What is a "Scalar" in PowerShell

239 views Asked by At

The term scalar is often used in PowerShell issues and documentation along with e.g. the about_Comparison_Operators document. I think, I do have an abstract understanding of its meaning (in fact I am using the word myself quite often) but I am unsure about the concrete PowerShell definition.

Scalar data type (Wikipedia):

A scalar data type, or just scalar, is any non-composite value.

Converting from scalar types (about_Booleans)

A scalar type is an atomic quantity that can hold only one value at a time.

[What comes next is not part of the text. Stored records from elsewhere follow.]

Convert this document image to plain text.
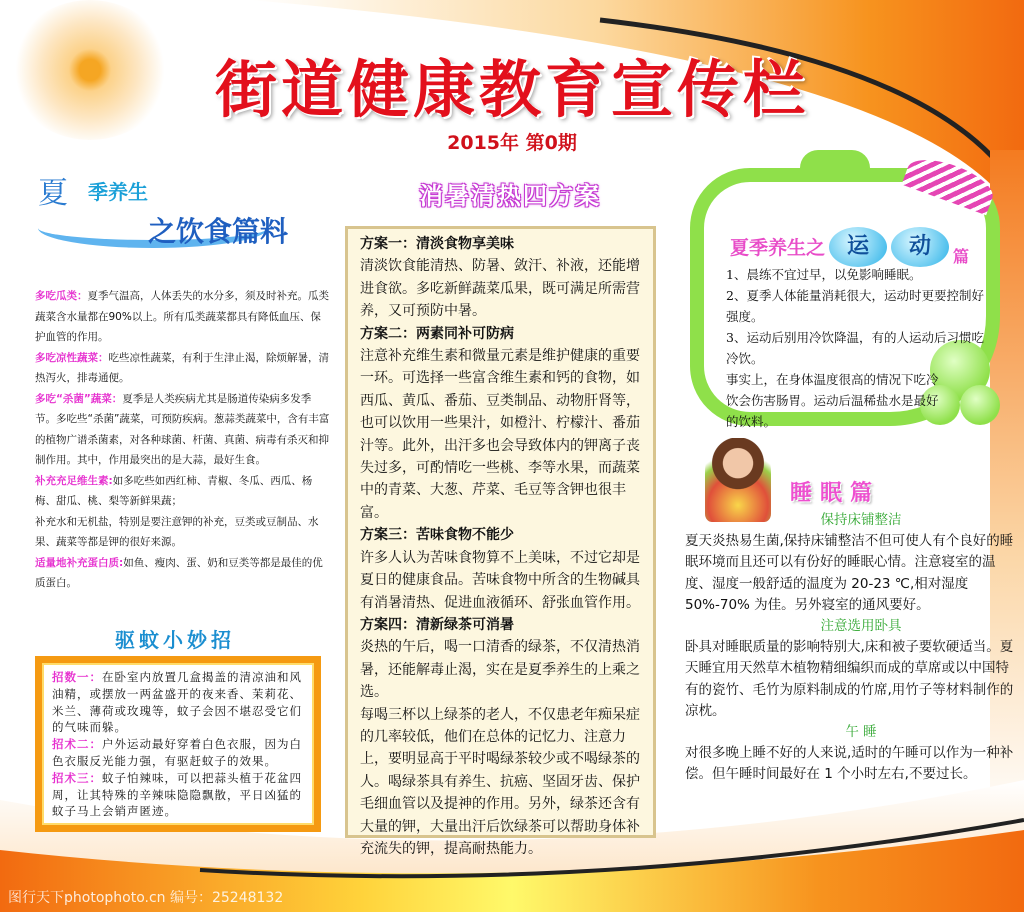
街道健康教育宣传栏
2015年 第0期
夏 季养生
之饮食篇料

多吃瓜类：夏季气温高，人体丢失的水分多，须及时补充。瓜类蔬菜含水量都在90%以上。所有瓜类蔬菜都具有降低血压、保护血管的作用。

多吃凉性蔬菜：吃些凉性蔬菜，有利于生津止渴，除烦解暑，清热泻火，排毒通便。

多吃“杀菌”蔬菜：夏季是人类疾病尤其是肠道传染病多发季节。多吃些“杀菌”蔬菜，可预防疾病。葱蒜类蔬菜中，含有丰富的植物广谱杀菌素，对各种球菌、杆菌、真菌、病毒有杀灭和抑制作用。其中，作用最突出的是大蒜，最好生食。

补充充足维生素:如多吃些如西红柿、青椒、冬瓜、西瓜、杨梅、甜瓜、桃、梨等新鲜果蔬；

补充水和无机盐，特别是要注意钾的补充，豆类或豆制品、水果、蔬菜等都是钾的很好来源。

适量地补充蛋白质:如鱼、瘦肉、蛋、奶和豆类等都是最佳的优质蛋白。

驱蚊小妙招

招数一：在卧室内放置几盒揭盖的清凉油和风油精，或摆放一两盆盛开的夜来香、茉莉花、米兰、薄荷或玫瑰等，蚊子会因不堪忍受它们的气味而躲。

招术二：户外运动最好穿着白色衣服，因为白色衣服反光能力强，有驱赶蚊子的效果。

招术三：蚊子怕辣味，可以把蒜头植于花盆四周，让其特殊的辛辣味隐隐飘散，平日凶猛的蚊子马上会销声匿迹。

消暑清热四方案
方案一：清淡食物享美味

清淡饮食能清热、防暑、敛汗、补液，还能增进食欲。多吃新鲜蔬菜瓜果，既可满足所需营养，又可预防中暑。

方案二：两素同补可防病

注意补充维生素和微量元素是维护健康的重要一环。可选择一些富含维生素和钙的食物，如西瓜、黄瓜、番茄、豆类制品、动物肝肾等，也可以饮用一些果汁，如橙汁、柠檬汁、番茄汁等。此外，出汗多也会导致体内的钾离子丧失过多，可酌情吃一些桃、李等水果，而蔬菜中的青菜、大葱、芹菜、毛豆等含钾也很丰富。

方案三：苦味食物不能少

许多人认为苦味食物算不上美味，不过它却是夏日的健康食品。苦味食物中所含的生物碱具有消暑清热、促进血液循环、舒张血管作用。

方案四：清新绿茶可消暑

炎热的午后，喝一口清香的绿茶，不仅清热消暑，还能解毒止渴，实在是夏季养生的上乘之选。

每喝三杯以上绿茶的老人，不仅患老年痴呆症的几率较低，他们在总体的记忆力、注意力上，要明显高于平时喝绿茶较少或不喝绿茶的人。喝绿茶具有养生、抗癌、坚固牙齿、保护毛细血管以及提神的作用。另外，绿茶还含有大量的钾，大量出汗后饮绿茶可以帮助身体补充流失的钾，提高耐热能力。

夏季养生之 运	动	篇

1、晨练不宜过早，以免影响睡眠。

2、夏季人体能量消耗很大，运动时更要控制好强度。

3、运动后别用冷饮降温，有的人运动后习惯吃冷饮。

事实上，在身体温度很高的情况下吃冷饮会伤害肠胃。运动后温稀盐水是最好的饮料。

睡眠篇

保持床铺整洁

夏天炎热易生菌,保持床铺整洁不但可使人有个良好的睡眠环境而且还可以有份好的睡眠心情。注意寝室的温度、湿度一般舒适的温度为 20-23 ℃,相对湿度 50%-70% 为佳。另外寝室的通风要好。

注意选用卧具

卧具对睡眠质量的影响特别大,床和被子要软硬适当。夏天睡宜用天然草木植物精细编织而成的草席或以中国特有的瓷竹、毛竹为原料制成的竹席,用竹子等材料制作的凉枕。

午 睡

对很多晚上睡不好的人来说,适时的午睡可以作为一种补偿。但午睡时间最好在 1 个小时左右,不要过长。

图行天下photophoto.cn 编号：25248132
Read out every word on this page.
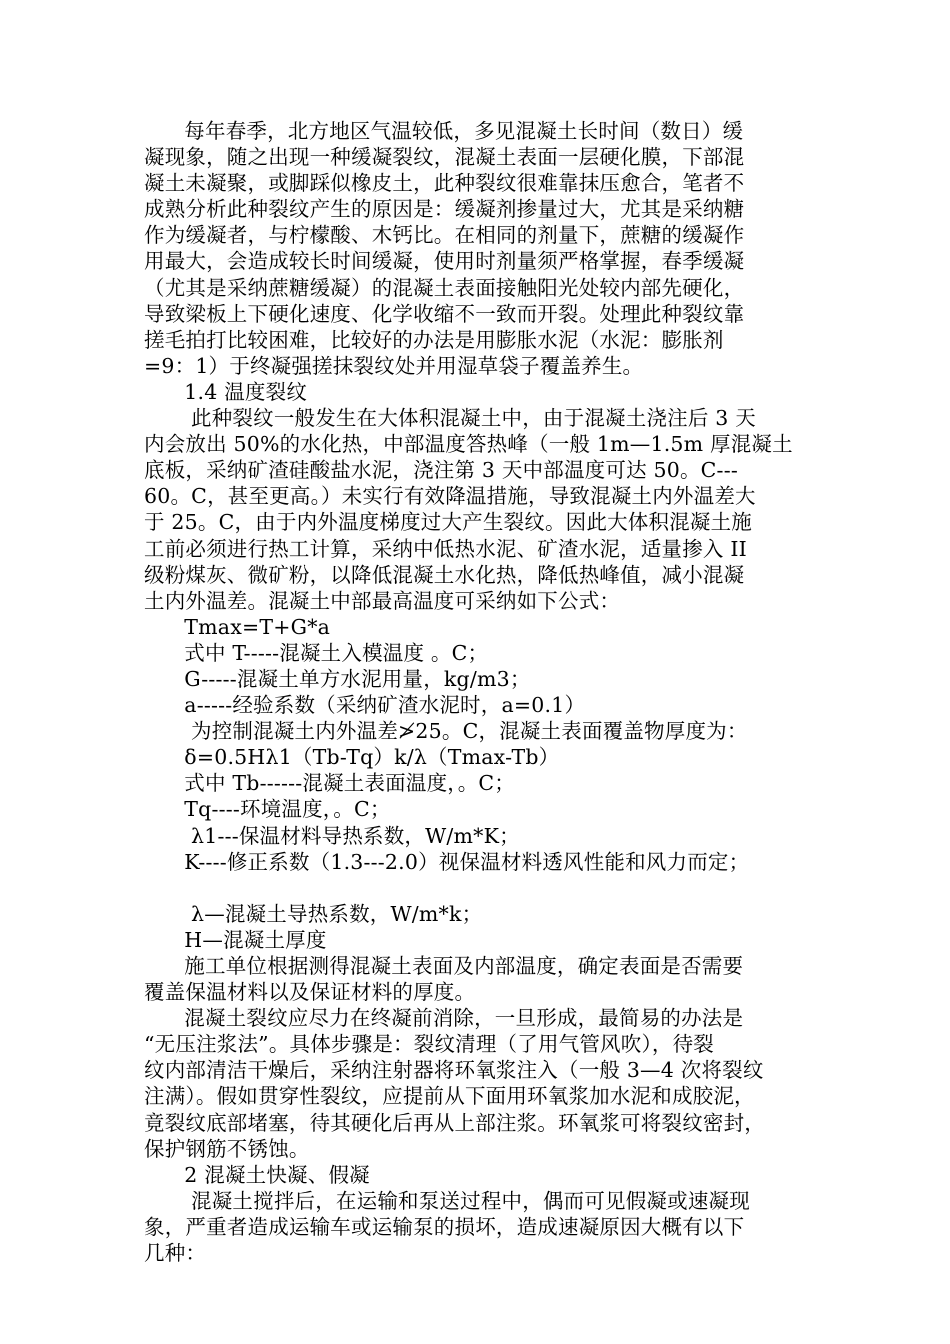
每年春季，北方地区气温较低，多见混凝土长时间（数日）缓
凝现象，随之出现一种缓凝裂纹，混凝土表面一层硬化膜，下部混
凝土未凝聚，或脚踩似橡皮土，此种裂纹很难靠抹压愈合，笔者不
成熟分析此种裂纹产生的原因是：缓凝剂掺量过大，尤其是采纳糖
作为缓凝者，与柠檬酸、木钙比。在相同的剂量下，蔗糖的缓凝作
用最大，会造成较长时间缓凝，使用时剂量须严格掌握，春季缓凝
（尤其是采纳蔗糖缓凝）的混凝土表面接触阳光处较内部先硬化，
导致梁板上下硬化速度、化学收缩不一致而开裂。处理此种裂纹靠
搓毛拍打比较困难，比较好的办法是用膨胀水泥（水泥：膨胀剂
=9：1）于终凝强搓抹裂纹处并用湿草袋子覆盖养生。
1.4 温度裂纹
此种裂纹一般发生在大体积混凝土中，由于混凝土浇注后 3 天
内会放出 50%的水化热，中部温度答热峰（一般 1m—1.5m 厚混凝土
底板，采纳矿渣硅酸盐水泥，浇注第 3 天中部温度可达 50。C---
60。C，甚至更高。）未实行有效降温措施，导致混凝土内外温差大
于 25。C，由于内外温度梯度过大产生裂纹。因此大体积混凝土施
工前必须进行热工计算，采纳中低热水泥、矿渣水泥，适量掺入 II
级粉煤灰、微矿粉，以降低混凝土水化热，降低热峰值，减小混凝
土内外温差。混凝土中部最高温度可采纳如下公式：
Tmax=T+G*a
式中 T-----混凝土入模温度 。C；
G-----混凝土单方水泥用量，kg/m3；
a-----经验系数（采纳矿渣水泥时，a=0.1）
为控制混凝土内外温差≯25。C，混凝土表面覆盖物厚度为：
δ=0.5Hλ1（Tb-Tq）k/λ（Tmax-Tb）
式中 Tb------混凝土表面温度，。C；
Tq----环境温度，。C；
λ1---保温材料导热系数，W/m*K；
K----修正系数（1.3---2.0）视保温材料透风性能和风力而定；
λ—混凝土导热系数，W/m*k；
H—混凝土厚度
施工单位根据测得混凝土表面及内部温度，确定表面是否需要
覆盖保温材料以及保证材料的厚度。
混凝土裂纹应尽力在终凝前消除，一旦形成，最简易的办法是
“无压注浆法”。具体步骤是：裂纹清理（了用气管风吹），待裂
纹内部清洁干燥后，采纳注射器将环氧浆注入（一般 3—4 次将裂纹
注满）。假如贯穿性裂纹，应提前从下面用环氧浆加水泥和成胶泥，
竟裂纹底部堵塞，待其硬化后再从上部注浆。环氧浆可将裂纹密封，
保护钢筋不锈蚀。
2 混凝土快凝、假凝
混凝土搅拌后，在运输和泵送过程中，偶而可见假凝或速凝现
象，严重者造成运输车或运输泵的损坏，造成速凝原因大概有以下
几种：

But how exactly would I (script wise) check for a scalar in PowerShell?
E.g. should a DateTime Struct and a collection with single item (as [Int[]]1) considered a scalar?
There is no concrete scalar type or interface definition, to do something like:

If ($Something -is [Scalar]) { ...

So, I guess the concrete PowerShell definition is something like:

$IsScalar =
    ($_ -isnot [Management.Automation.PSCustomObject]) -and
    ($_ -isnot [ComponentModel.Component]) -and           
    ($_ -isnot [Collections.IDictionary]) -and  # Probably covered by ICollection
    ($_ -isnot [Collections.ICollection])         

But not sure if that actually covers it.

1

There are 1 answers

0
mklement0 On BEST ANSWER

To add to the helpful information in your question and in the comments:

There are two, context-dependent definitions of what you might loosely call "scalar" in PowerShell, and while they technically differ, the difference typically doesn't matter:

  • Note:

    • What the two definitions have in common is the following loose definition: a "scalar" is any object that isn't primarily a collection of other objects.
  • In enumeration contexts, notably in the pipeline, and on the LHS of comparison operators, among others:

    • A "scalar" is any object that cannot be or isn't auto-enumerated; that is, it is treated as a single object.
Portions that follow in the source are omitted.